We must further expunge the proposition that marijuana be legalized and then regulated and taxed. All you have to do is look at the Food and Drug Administration (FDA) to realize the state is history's worst body of drug regulators. Confidence in the ability of the FDA to effectively regulate the "legal" drug market hit an all-time low by even the state's standards when the Supreme Court ruled drug companies can still be sued despite having received the FDA's blessing. Even the state doesn't trust the state!

And those who truly support the relinquishing of the state's stranglehold of the serfs cannot be taken seriously when they advocate the taxation of marijuana. All this accomplishes is the substitution of one form of tyranny for another. The state will then possess amplified financial means to perpetrate even more oppression against the people, thus perpetuating the vicious despotic cycle fueled by complacency.

Those that support the decriminalization of marijuana must employ a systematic approach that is unequivocal and absolute, and must not yield to those who hold a position open to negotiation. The battle for liberty cannot be half-heartedly fought, for I can assure that that the enemy of liberty, the state, is focused and dedicated in their unrelenting march toward power and totalitarianism.


  1. Great post. I certainly agree with everything you say in principle. But I think you'll have a much harder time convincing people that drugs need to be decriminalized, while not reaping any of the tax benefits. People seem to REALLY like the idea of the government collecting money from people's vices. It might not be right, but I don't think there will be any change unless you allow the government to tax. They may be half-hearted, but it's also a bit more realistic.

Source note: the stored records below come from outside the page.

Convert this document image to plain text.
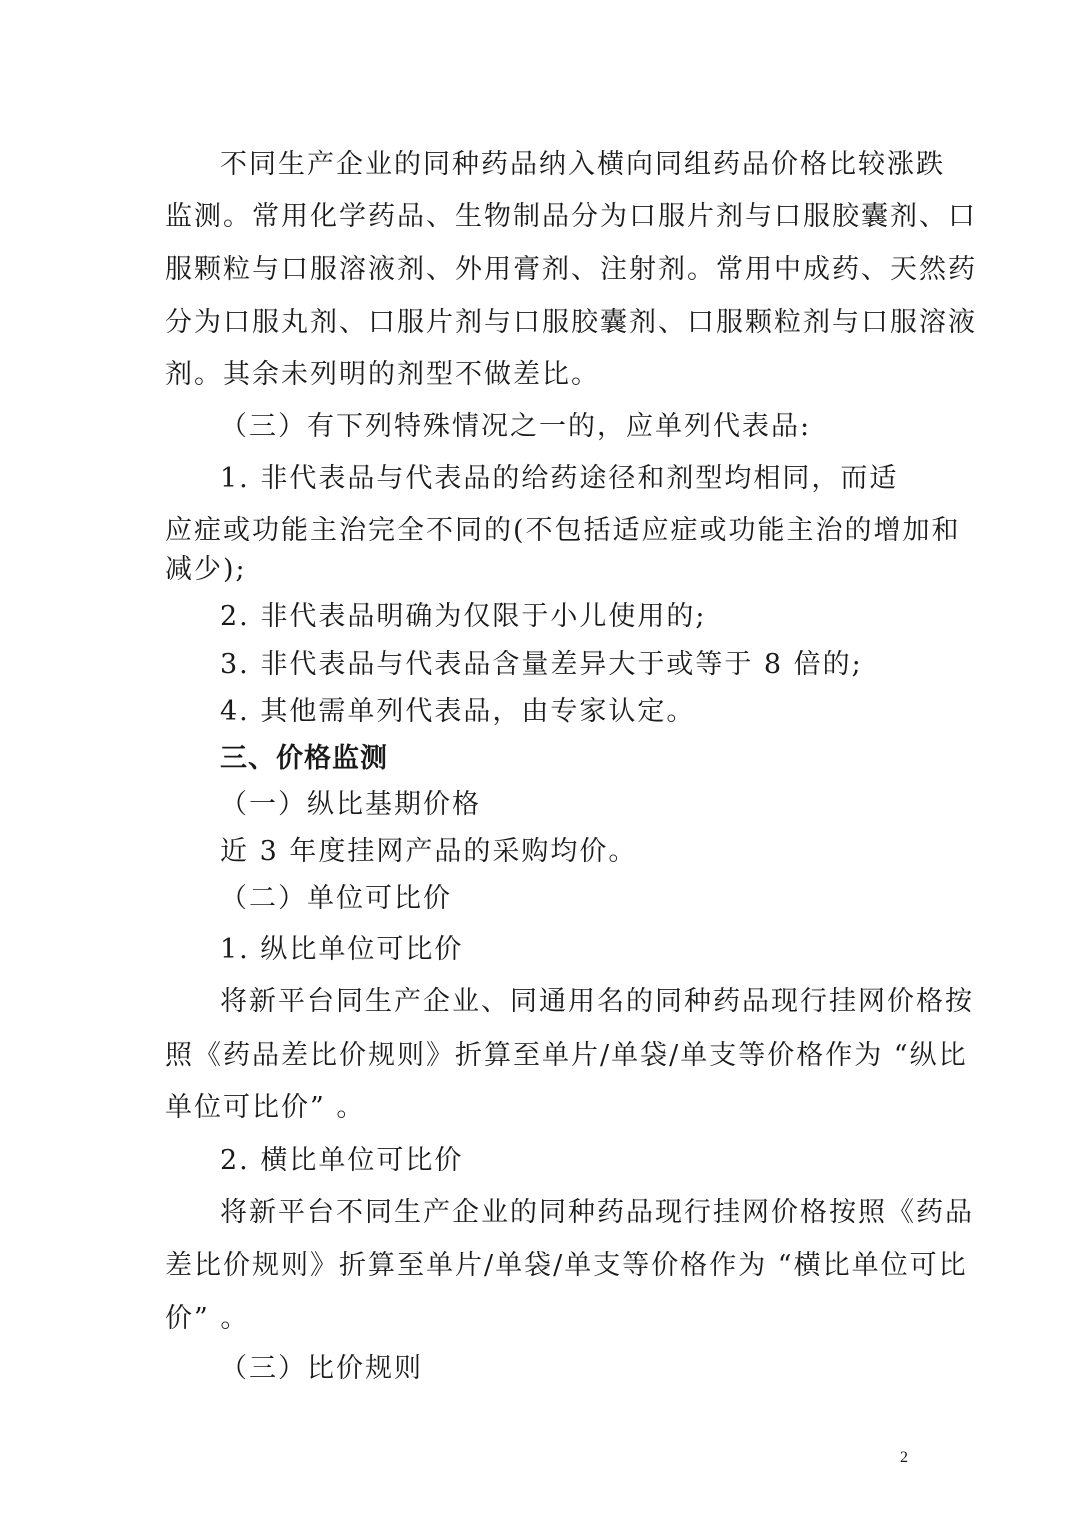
不同生产企业的同种药品纳入横向同组药品价格比较涨跌
监测。常用化学药品、生物制品分为口服片剂与口服胶囊剂、口
服颗粒与口服溶液剂、外用膏剂、注射剂。常用中成药、天然药
分为口服丸剂、口服片剂与口服胶囊剂、口服颗粒剂与口服溶液
剂。其余未列明的剂型不做差比。
（三）有下列特殊情况之一的，应单列代表品:
1. 非代表品与代表品的给药途径和剂型均相同，而适
应症或功能主治完全不同的(不包括适应症或功能主治的增加和
减少);
2. 非代表品明确为仅限于小儿使用的;
3. 非代表品与代表品含量差异大于或等于 8 倍的;
4. 其他需单列代表品，由专家认定。
三、价格监测
（一）纵比基期价格
近 3 年度挂网产品的采购均价。
（二）单位可比价
1. 纵比单位可比价
将新平台同生产企业、同通用名的同种药品现行挂网价格按
照《药品差比价规则》折算至单片/单袋/单支等价格作为 “纵比
单位可比价” 。
2. 横比单位可比价
将新平台不同生产企业的同种药品现行挂网价格按照《药品
差比价规则》折算至单片/单袋/单支等价格作为 “横比单位可比
价” 。
（三）比价规则
2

  2. I agree that finding practical solutions is something that must be considered, given the arena in which we play. But look at the latest mess with cigarette taxation. Cigarettes, a legal product, are being taxed to the point where an effective black market has been created in many parts of the country. Lawmakers unabashedly brag about the reasons why the higher taxes are being imposed, and that is because they don’t think people should be doing it. Sure, they sprinkle in a little bit of reactionary reasons like “healthcare revenue” and “educational materials for the children”, etc. That is just to keep the sheep focused on the direct relationship between increased taxes and the feel-good programs funded.

    What good does it do to legalize and tax when you know that somewhere down the line (maybe even sooner than later) the taxes will become so high that it might as well be illegal? We have traded one oppression for another, only this time the government gets even richer. If you give an inch, they take a mile. History must be our guide and we must learn from previous examples.

  3. My opinion on the matter is that it should be completely legal at the federal level with no regulation and no taxation. That should be left up to the States to decide. The West Coast states will certainly legalize it, and that will cause a domino effect to the rest of the country. The legislation that Cali is trying to get passed right now allows the non-commercial use of up to 10 plants to be grown and used for personal use without taxation, and a tax of $50 per ounce on commercially sold weed. If they over-tax it, there will be a point where they lose revenue because more and more people will just grow it themselves. But I'm just ready for the arrests to be over with.

    The State gains power very sneakily with small steps that continually build over time. The more fear they can create, the bigger steps they can take. I think that we're going to have to do the same thing to take that power back. We'll have to start with small, accumulating steps. The more educated the people become, the more willing they will be to take the bigger steps.

    I guess my conclusion is that where the state's weapon is fear, ours is education. How quickly things will turn the right direction depends on how fast we can educate others. The internet and word-of-mouth are about our only tools right now, so it will be a generational change I think.